Vandals took pains to destroy tens of thousands of years

Anthropologists have concluded that the geometric line patterns on the walls of the Koonalda cave hide stories about birth, death and the whole spectrum of life that fits between them.

“Don’t look now, but this is the cave of death”. Some people have carved such an obscure message on the art of tens of thousands of years ago in the Koonalda cave in South Australia.

The perpetrators had dug under the steel gate of the fence surrounding the area and destroyed some of the carvings of the Mirning natives. They are the oldest evidence of the aboriginal settlement of South Australia.

Damage to a soft limestone wall cannot be repaired. Removing the graffiti would also destroy the last traces of the art underneath. Even the vandals needed only their fingers as tools.

One of the oldest of the Mirgnings Uncle Bunna Lawrie evaluates the culture magazine For Hyperallergic (you switch to another service), that working hard in a cave located 70 meters deep was not a whim. Koonalda is far from large population centers, and it is not easy to move in a dark dungeon, he reasons.

According to the latest archaeological dating, the carvings date back 30,000 years. The Ancestral Cave is still sacred to the Mirnings, but under Australian law the key to the gate is held by state environmental authorities. Mirnings can only borrow it on request.

The control of the cave is also the responsibility of the state authorities. Indigenous representatives have long complained about poor oversight. Even though the destruction is now more extensive than ever, Koonalda has been visited by scrawlers of its initials before.

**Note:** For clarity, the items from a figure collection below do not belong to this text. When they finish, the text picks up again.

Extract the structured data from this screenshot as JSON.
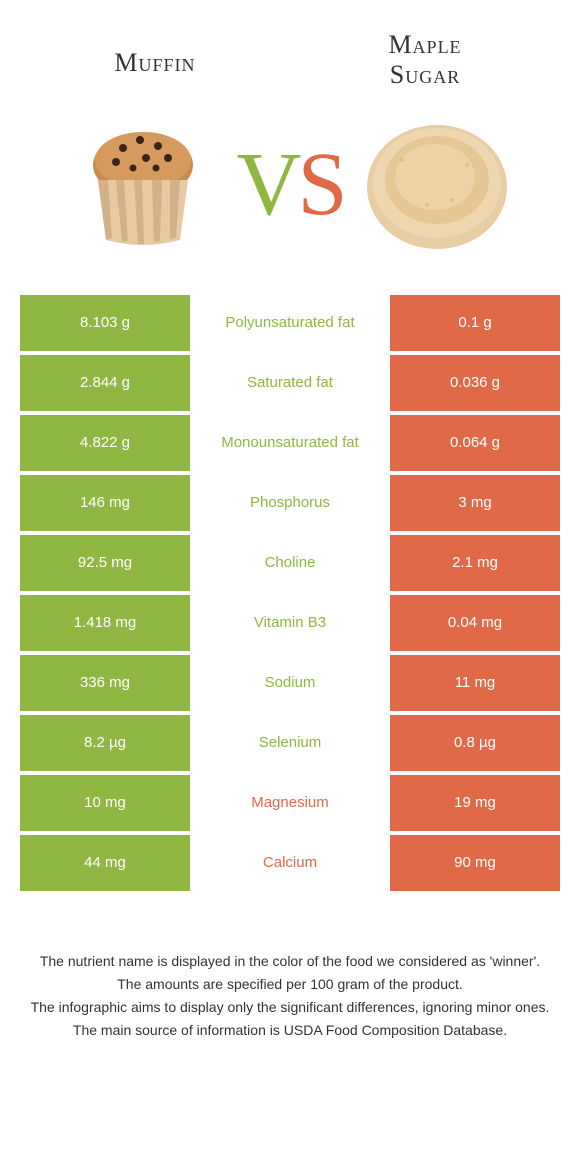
{
  "colors": {
    "left": "#8fb741",
    "right": "#e06a47",
    "text": "#333333",
    "white": "#ffffff"
  },
  "food_left": {
    "title": "Muffin"
  },
  "food_right": {
    "title_line1": "Maple",
    "title_line2": "Sugar"
  },
  "vs": {
    "v": "V",
    "s": "S"
  },
  "rows": [
    {
      "left": "8.103 g",
      "label": "Polyunsaturated fat",
      "right": "0.1 g",
      "winner": "left"
    },
    {
      "left": "2.844 g",
      "label": "Saturated fat",
      "right": "0.036 g",
      "winner": "left"
    },
    {
      "left": "4.822 g",
      "label": "Monounsaturated fat",
      "right": "0.064 g",
      "winner": "left"
    },
    {
      "left": "146 mg",
      "label": "Phosphorus",
      "right": "3 mg",
      "winner": "left"
    },
    {
      "left": "92.5 mg",
      "label": "Choline",
      "right": "2.1 mg",
      "winner": "left"
    },
    {
      "left": "1.418 mg",
      "label": "Vitamin B3",
      "right": "0.04 mg",
      "winner": "left"
    },
    {
      "left": "336 mg",
      "label": "Sodium",
      "right": "11 mg",
      "winner": "left"
    },
    {
      "left": "8.2 µg",
      "label": "Selenium",
      "right": "0.8 µg",
      "winner": "left"
    },
    {
      "left": "10 mg",
      "label": "Magnesium",
      "right": "19 mg",
      "winner": "right"
    },
    {
      "left": "44 mg",
      "label": "Calcium",
      "right": "90 mg",
      "winner": "right"
    }
  ],
  "footer": {
    "line1": "The nutrient name is displayed in the color of the food we considered as 'winner'.",
    "line2": "The amounts are specified per 100 gram of the product.",
    "line3": "The infographic aims to display only the significant differences, ignoring minor ones.",
    "line4": "The main source of information is USDA Food Composition Database."
  }
}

Mining is the biggest threat

Koonalda was adopted eight years ago To the Australian National Heritage List (you will be redirected to another service)as science has gradually changed perceptions about the settlement of Australia.

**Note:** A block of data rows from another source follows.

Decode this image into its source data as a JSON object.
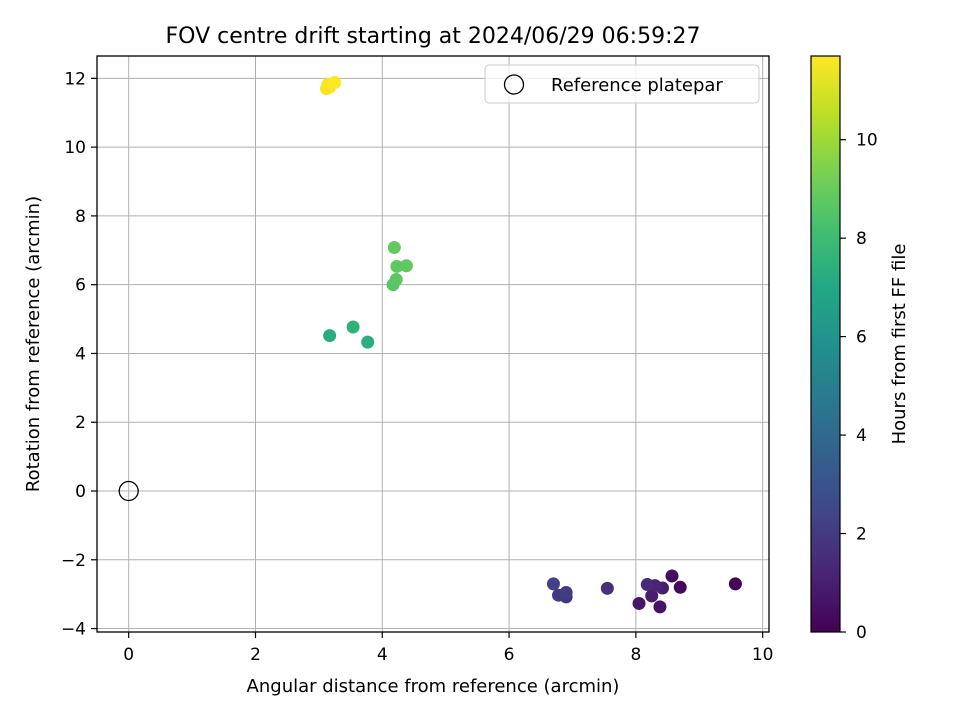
{
  "chart_data": {
    "type": "scatter",
    "title": "FOV centre drift starting at 2024/06/29 06:59:27",
    "xlabel": "Angular distance from reference (arcmin)",
    "ylabel": "Rotation from reference (arcmin)",
    "xlim": [
      -0.5,
      10.1
    ],
    "ylim": [
      -4.1,
      12.65
    ],
    "xticks": [
      0,
      2,
      4,
      6,
      8,
      10
    ],
    "yticks": [
      -4,
      -2,
      0,
      2,
      4,
      6,
      8,
      10,
      12
    ],
    "grid": true,
    "legend": {
      "placement": "top-right",
      "label": "Reference platepar"
    },
    "reference_point": {
      "x": 0,
      "y": 0
    },
    "colorbar": {
      "label": "Hours from first FF file",
      "colormap": "viridis",
      "range": [
        0,
        11.7
      ],
      "ticks": [
        0,
        2,
        4,
        6,
        8,
        10
      ]
    },
    "points": [
      {
        "x": 9.57,
        "y": -2.7,
        "hours": 0.1
      },
      {
        "x": 8.7,
        "y": -2.8,
        "hours": 0.3
      },
      {
        "x": 8.57,
        "y": -2.47,
        "hours": 0.4
      },
      {
        "x": 8.38,
        "y": -3.37,
        "hours": 0.6
      },
      {
        "x": 8.05,
        "y": -3.27,
        "hours": 0.7
      },
      {
        "x": 8.25,
        "y": -3.05,
        "hours": 0.9
      },
      {
        "x": 8.42,
        "y": -2.82,
        "hours": 1.0
      },
      {
        "x": 8.3,
        "y": -2.75,
        "hours": 1.2
      },
      {
        "x": 8.18,
        "y": -2.72,
        "hours": 1.4
      },
      {
        "x": 7.55,
        "y": -2.83,
        "hours": 1.6
      },
      {
        "x": 6.9,
        "y": -3.08,
        "hours": 1.8
      },
      {
        "x": 6.78,
        "y": -3.03,
        "hours": 1.9
      },
      {
        "x": 6.9,
        "y": -2.95,
        "hours": 2.1
      },
      {
        "x": 6.7,
        "y": -2.7,
        "hours": 2.3
      },
      {
        "x": 3.17,
        "y": 4.52,
        "hours": 7.2
      },
      {
        "x": 3.77,
        "y": 4.33,
        "hours": 7.3
      },
      {
        "x": 3.54,
        "y": 4.77,
        "hours": 7.5
      },
      {
        "x": 4.17,
        "y": 6.0,
        "hours": 8.6
      },
      {
        "x": 4.22,
        "y": 6.15,
        "hours": 8.7
      },
      {
        "x": 4.23,
        "y": 6.53,
        "hours": 8.8
      },
      {
        "x": 4.38,
        "y": 6.55,
        "hours": 8.8
      },
      {
        "x": 4.19,
        "y": 7.08,
        "hours": 8.9
      },
      {
        "x": 3.12,
        "y": 11.7,
        "hours": 11.5
      },
      {
        "x": 3.17,
        "y": 11.75,
        "hours": 11.6
      },
      {
        "x": 3.14,
        "y": 11.82,
        "hours": 11.6
      },
      {
        "x": 3.25,
        "y": 11.88,
        "hours": 11.7
      }
    ]
  }
}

Aboriginal people have a strong oral tradition of stories about their ancient history, but for a long time the Western view was that the first people landed in Australia just under 9,000 years ago.

Genetic tests (you switch to another service) have now stretched the beginning of the original settlement back 50,000 years or even further. There has been European settlement in Australia for almost 250 years.

Vandalism is not the only or even the worst threat to the earliest signs of Aboriginal settlement. The greatest danger is caused by mining.

In Western Australia, emissions from Woodside Energy’s expanding natural gas drilling are threatening to erode rock carvings dating back more than 40,000 years. Two years ago, the mining company Rio Tinto, on the other hand, blew up Juukani’s residential cave of the same age while searching for iron ore.